A子ちゃんのお母さんは、A子ちゃんを見捨てるつもりなのだろう。
「あんた、しばらく一緒にいて面倒みてあげなさいよ。幼馴染みでしょう?」
母の身勝手な提案に腹が立ってしょうがなかった。
けど、追い出すわけにもいかず、なし崩し的に私はA子ちゃんと私の部屋で暮らすことになった。

しばらくは、A子ちゃんの精神状態も落ち着いていてよかった。
同居人がいるこんな暮らしも悪くないかなと思いかけたりもした。
けど、やはり、A子ちゃんは昔と変わらずA子ちゃんだった。
日に日に「新しい絵が描けないの」と言って、落ち着きをなくし情緒不安定になり始めた。
どうも私との生活ではストレスが少な過ぎて、創作が進まないらしい。
私は私で就活がうまくいっておらず、そんなA子ちゃんの面倒を見るのが余計に辛かった。
どうしてA子ちゃんの世話を私が押しつけられなければならないのか、全く納得いかなかった。
いつ爆発してもおかしくない不穏な空気が私とA子ちゃんの間に漂い始めた。
そんなある日のことだった。
その日は、比較的、A子ちゃんのメンタルが落ち着いていたので2人で公園に絵を描きにいった。
はじめは筆が進んでいたもののA子ちゃんは途中で投げ出してどこかに行ってしまった。
私はこの先、A子ちゃんを抱えてどうすればいいのか途方に暮れていた。
「この絵はあなたが描いたものですか?」
突然声をかけられびっくりした。
髭を生やした銀髪のおじさんがA子ちゃんの描きかけの絵を熱心に眺めていた。
「いえ、それは・・・」
「完成したら、是非見せてください」
そう言って銀髪の男性は名刺を差し出して、去っていった。
名前と連絡先があるだけのシンプルな名刺だった。
スマホで名前を調べてみると、現代画家の有名な人だとわかった。
その瞬間、私の中に、天啓が降ってきた。
全ての問題を解決するアイディア。
そうだ、きっとこの方法なら、、、

「今日は、個展の打ち合わせで遅くなるから」
メイクをしながら鏡の奥に写った扉の向こうに私は呼び掛けた。
返事はない。
私はイライラして立ち上がり、扉を開け放った。
「ちょっと聞いてるの?」
薄暗い部屋の中、チャリチャリと鎖を引きずる金属音がする。
「起きてるなら返事しなさいよ」
足を鎖で繋がれたA子ちゃんが、のっそりと上半身を起こした。
「まだ半分もできていないじゃない。個展まで時間がないんだから、今日中に仕上げるのよ」
私はA子ちゃんの髪を鷲掴みにして、乱暴にキャンパスの前の椅子に座らせた。
A子ちゃんは、骨と皮のように痩せ細った腕をロボットのように機械的に動かして筆を取り、黙って作業を再開した。

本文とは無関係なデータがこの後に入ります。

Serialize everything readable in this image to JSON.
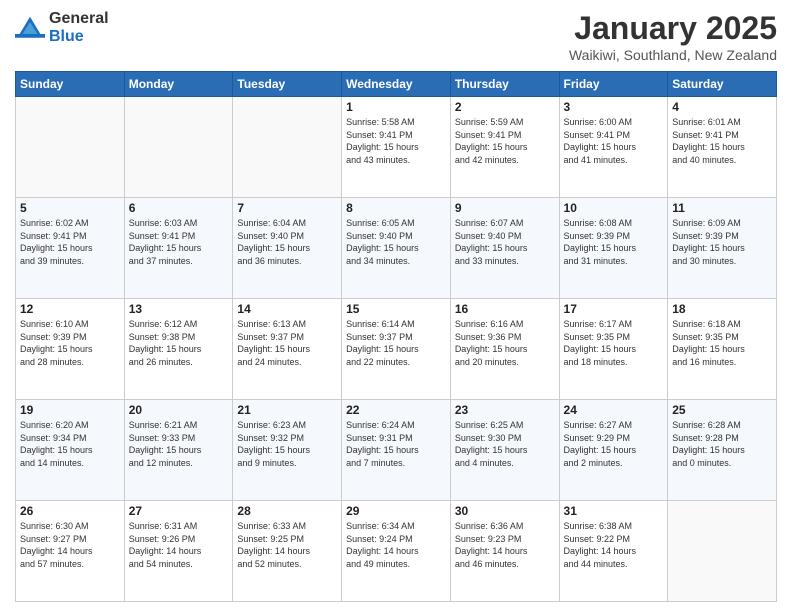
{
  "logo": {
    "general": "General",
    "blue": "Blue"
  },
  "header": {
    "month": "January 2025",
    "location": "Waikiwi, Southland, New Zealand"
  },
  "days_of_week": [
    "Sunday",
    "Monday",
    "Tuesday",
    "Wednesday",
    "Thursday",
    "Friday",
    "Saturday"
  ],
  "weeks": [
    [
      {
        "day": "",
        "info": ""
      },
      {
        "day": "",
        "info": ""
      },
      {
        "day": "",
        "info": ""
      },
      {
        "day": "1",
        "info": "Sunrise: 5:58 AM\nSunset: 9:41 PM\nDaylight: 15 hours\nand 43 minutes."
      },
      {
        "day": "2",
        "info": "Sunrise: 5:59 AM\nSunset: 9:41 PM\nDaylight: 15 hours\nand 42 minutes."
      },
      {
        "day": "3",
        "info": "Sunrise: 6:00 AM\nSunset: 9:41 PM\nDaylight: 15 hours\nand 41 minutes."
      },
      {
        "day": "4",
        "info": "Sunrise: 6:01 AM\nSunset: 9:41 PM\nDaylight: 15 hours\nand 40 minutes."
      }
    ],
    [
      {
        "day": "5",
        "info": "Sunrise: 6:02 AM\nSunset: 9:41 PM\nDaylight: 15 hours\nand 39 minutes."
      },
      {
        "day": "6",
        "info": "Sunrise: 6:03 AM\nSunset: 9:41 PM\nDaylight: 15 hours\nand 37 minutes."
      },
      {
        "day": "7",
        "info": "Sunrise: 6:04 AM\nSunset: 9:40 PM\nDaylight: 15 hours\nand 36 minutes."
      },
      {
        "day": "8",
        "info": "Sunrise: 6:05 AM\nSunset: 9:40 PM\nDaylight: 15 hours\nand 34 minutes."
      },
      {
        "day": "9",
        "info": "Sunrise: 6:07 AM\nSunset: 9:40 PM\nDaylight: 15 hours\nand 33 minutes."
      },
      {
        "day": "10",
        "info": "Sunrise: 6:08 AM\nSunset: 9:39 PM\nDaylight: 15 hours\nand 31 minutes."
      },
      {
        "day": "11",
        "info": "Sunrise: 6:09 AM\nSunset: 9:39 PM\nDaylight: 15 hours\nand 30 minutes."
      }
    ],
    [
      {
        "day": "12",
        "info": "Sunrise: 6:10 AM\nSunset: 9:39 PM\nDaylight: 15 hours\nand 28 minutes."
      },
      {
        "day": "13",
        "info": "Sunrise: 6:12 AM\nSunset: 9:38 PM\nDaylight: 15 hours\nand 26 minutes."
      },
      {
        "day": "14",
        "info": "Sunrise: 6:13 AM\nSunset: 9:37 PM\nDaylight: 15 hours\nand 24 minutes."
      },
      {
        "day": "15",
        "info": "Sunrise: 6:14 AM\nSunset: 9:37 PM\nDaylight: 15 hours\nand 22 minutes."
      },
      {
        "day": "16",
        "info": "Sunrise: 6:16 AM\nSunset: 9:36 PM\nDaylight: 15 hours\nand 20 minutes."
      },
      {
        "day": "17",
        "info": "Sunrise: 6:17 AM\nSunset: 9:35 PM\nDaylight: 15 hours\nand 18 minutes."
      },
      {
        "day": "18",
        "info": "Sunrise: 6:18 AM\nSunset: 9:35 PM\nDaylight: 15 hours\nand 16 minutes."
      }
    ],
    [
      {
        "day": "19",
        "info": "Sunrise: 6:20 AM\nSunset: 9:34 PM\nDaylight: 15 hours\nand 14 minutes."
      },
      {
        "day": "20",
        "info": "Sunrise: 6:21 AM\nSunset: 9:33 PM\nDaylight: 15 hours\nand 12 minutes."
      },
      {
        "day": "21",
        "info": "Sunrise: 6:23 AM\nSunset: 9:32 PM\nDaylight: 15 hours\nand 9 minutes."
      },
      {
        "day": "22",
        "info": "Sunrise: 6:24 AM\nSunset: 9:31 PM\nDaylight: 15 hours\nand 7 minutes."
      },
      {
        "day": "23",
        "info": "Sunrise: 6:25 AM\nSunset: 9:30 PM\nDaylight: 15 hours\nand 4 minutes."
      },
      {
        "day": "24",
        "info": "Sunrise: 6:27 AM\nSunset: 9:29 PM\nDaylight: 15 hours\nand 2 minutes."
      },
      {
        "day": "25",
        "info": "Sunrise: 6:28 AM\nSunset: 9:28 PM\nDaylight: 15 hours\nand 0 minutes."
      }
    ],
    [
      {
        "day": "26",
        "info": "Sunrise: 6:30 AM\nSunset: 9:27 PM\nDaylight: 14 hours\nand 57 minutes."
      },
      {
        "day": "27",
        "info": "Sunrise: 6:31 AM\nSunset: 9:26 PM\nDaylight: 14 hours\nand 54 minutes."
      },
      {
        "day": "28",
        "info": "Sunrise: 6:33 AM\nSunset: 9:25 PM\nDaylight: 14 hours\nand 52 minutes."
      },
      {
        "day": "29",
        "info": "Sunrise: 6:34 AM\nSunset: 9:24 PM\nDaylight: 14 hours\nand 49 minutes."
      },
      {
        "day": "30",
        "info": "Sunrise: 6:36 AM\nSunset: 9:23 PM\nDaylight: 14 hours\nand 46 minutes."
      },
      {
        "day": "31",
        "info": "Sunrise: 6:38 AM\nSunset: 9:22 PM\nDaylight: 14 hours\nand 44 minutes."
      },
      {
        "day": "",
        "info": ""
      }
    ]
  ]
}
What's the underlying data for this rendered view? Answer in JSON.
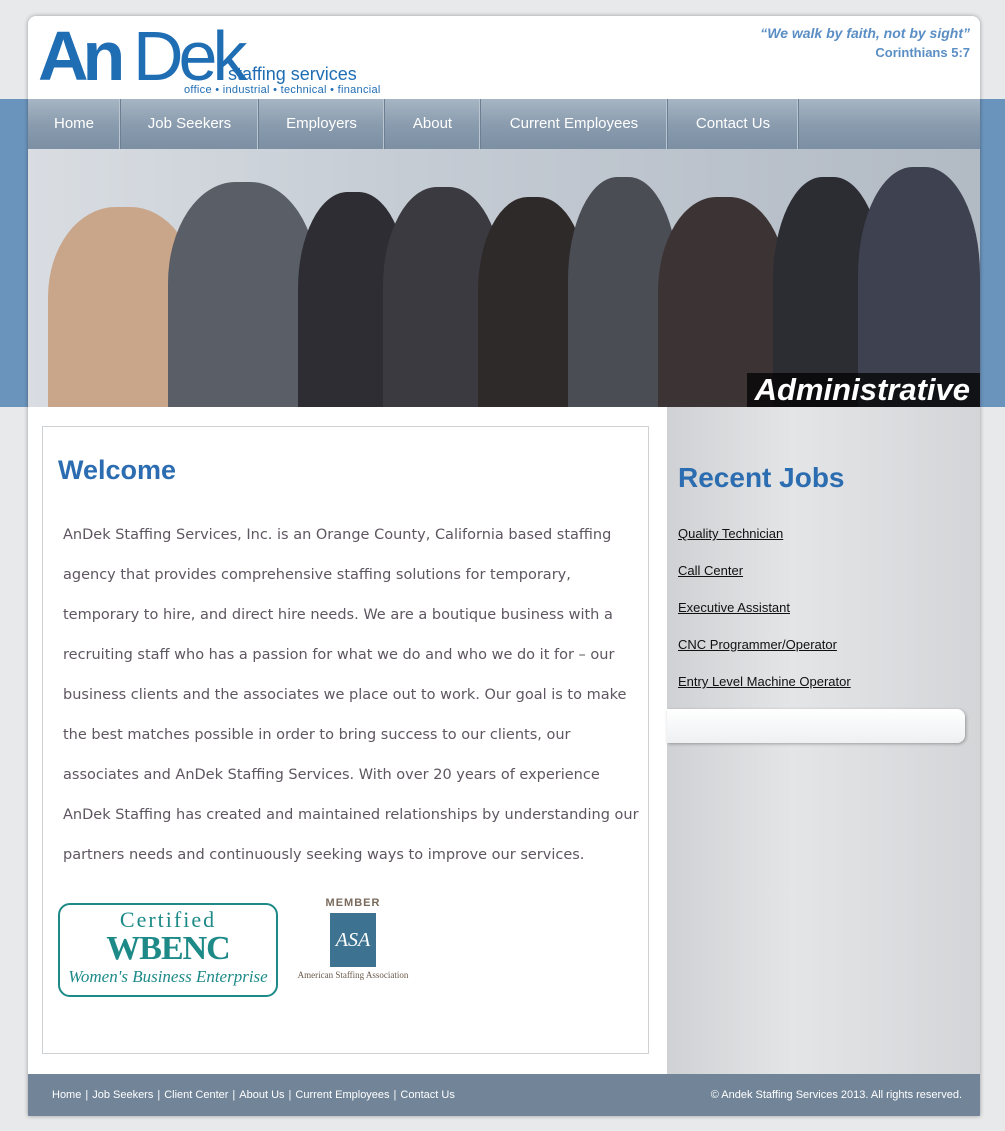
{
  "header": {
    "logo_an": "An",
    "logo_dek": "Dek",
    "logo_staffing": "staffing services",
    "logo_sub": "office • industrial • technical • financial",
    "quote": "“We walk by faith, not by sight”",
    "quote_ref": "Corinthians 5:7"
  },
  "nav": [
    {
      "label": "Home"
    },
    {
      "label": "Job Seekers"
    },
    {
      "label": "Employers"
    },
    {
      "label": "About"
    },
    {
      "label": "Current Employees"
    },
    {
      "label": "Contact Us"
    }
  ],
  "banner": {
    "caption": "Administrative"
  },
  "welcome": {
    "title": "Welcome",
    "body": "AnDek Staffing Services, Inc. is an Orange County, California based staffing agency that provides comprehensive staffing solutions for temporary, temporary to hire, and direct hire needs.  We are a boutique business with a recruiting staff who has a passion for what we do and who we do it for – our business clients and the associates we place out to work. Our goal is to make the best matches possible in order to bring success to our clients, our associates and AnDek Staffing Services. With over 20 years of experience AnDek Staffing has created and maintained relationships by understanding our partners needs and continuously seeking ways to improve our services."
  },
  "badges": {
    "wbenc_certified": "Certified",
    "wbenc_name": "WBENC",
    "wbenc_sub": "Women's Business Enterprise",
    "asa_member": "MEMBER",
    "asa_logo": "ASA",
    "asa_name": "American Staffing Association"
  },
  "sidebar": {
    "title": "Recent Jobs",
    "jobs": [
      {
        "label": "Quality Technician"
      },
      {
        "label": "Call Center"
      },
      {
        "label": "Executive Assistant"
      },
      {
        "label": "CNC Programmer/Operator"
      },
      {
        "label": "Entry Level Machine Operator"
      }
    ]
  },
  "footer": {
    "links": [
      {
        "label": "Home"
      },
      {
        "label": "Job Seekers"
      },
      {
        "label": "Client Center"
      },
      {
        "label": "About Us"
      },
      {
        "label": "Current Employees"
      },
      {
        "label": "Contact Us"
      }
    ],
    "separator": "|",
    "copyright": "© Andek Staffing Services 2013. All rights reserved."
  },
  "colors": {
    "brand_blue": "#1f6db3",
    "heading_blue": "#2b6db0",
    "band_blue": "#6b94bd",
    "footer_bg": "#728598"
  }
}
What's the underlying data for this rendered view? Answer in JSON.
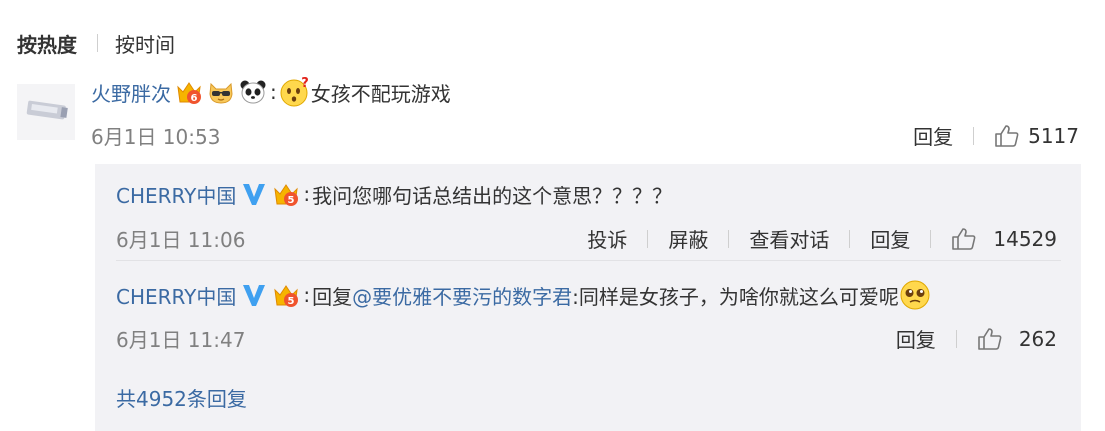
{
  "sort": {
    "hot_label": "按热度",
    "time_label": "按时间"
  },
  "main": {
    "username": "火野胖次",
    "text": "女孩不配玩游戏",
    "date": "6月1日 10:53",
    "reply_label": "回复",
    "likes": "5117"
  },
  "replies": [
    {
      "username": "CHERRY中国",
      "text": "我问您哪句话总结出的这个意思？？？？",
      "date": "6月1日 11:06",
      "actions": [
        "投诉",
        "屏蔽",
        "查看对话",
        "回复"
      ],
      "likes": "14529"
    },
    {
      "username": "CHERRY中国",
      "reply_prefix": "回复",
      "mention": "@要优雅不要污的数字君",
      "text": ":同样是女孩子，为啥你就这么可爱呢",
      "date": "6月1日 11:47",
      "reply_label": "回复",
      "likes": "262"
    }
  ],
  "total_replies": "共4952条回复",
  "colors": {
    "link": "#3b6aa3",
    "meta": "#808080",
    "reply_bg": "#f2f2f5"
  },
  "icons": [
    "crown-icon",
    "sunglasses-cat-icon",
    "panda-icon",
    "confused-face-icon",
    "verified-v-icon",
    "thumbs-up-icon",
    "teary-face-icon"
  ]
}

「今日中に仕上げれなかったら、またご飯抜きだから。あ、そうだ。また、絵が売れたのよ。今度は軽井沢あたりに別荘でも買おうかと思ってるの。全部、A子のおかげ。ねえ、どんな気分?富も名声も奪われて、幼馴染みに監禁されながら絵を描かされ続けるのは」
私が言い捨てると、A子ちゃんは筆を激しく動かしながら、恍惚とした表情で微笑みを浮かべた・・・。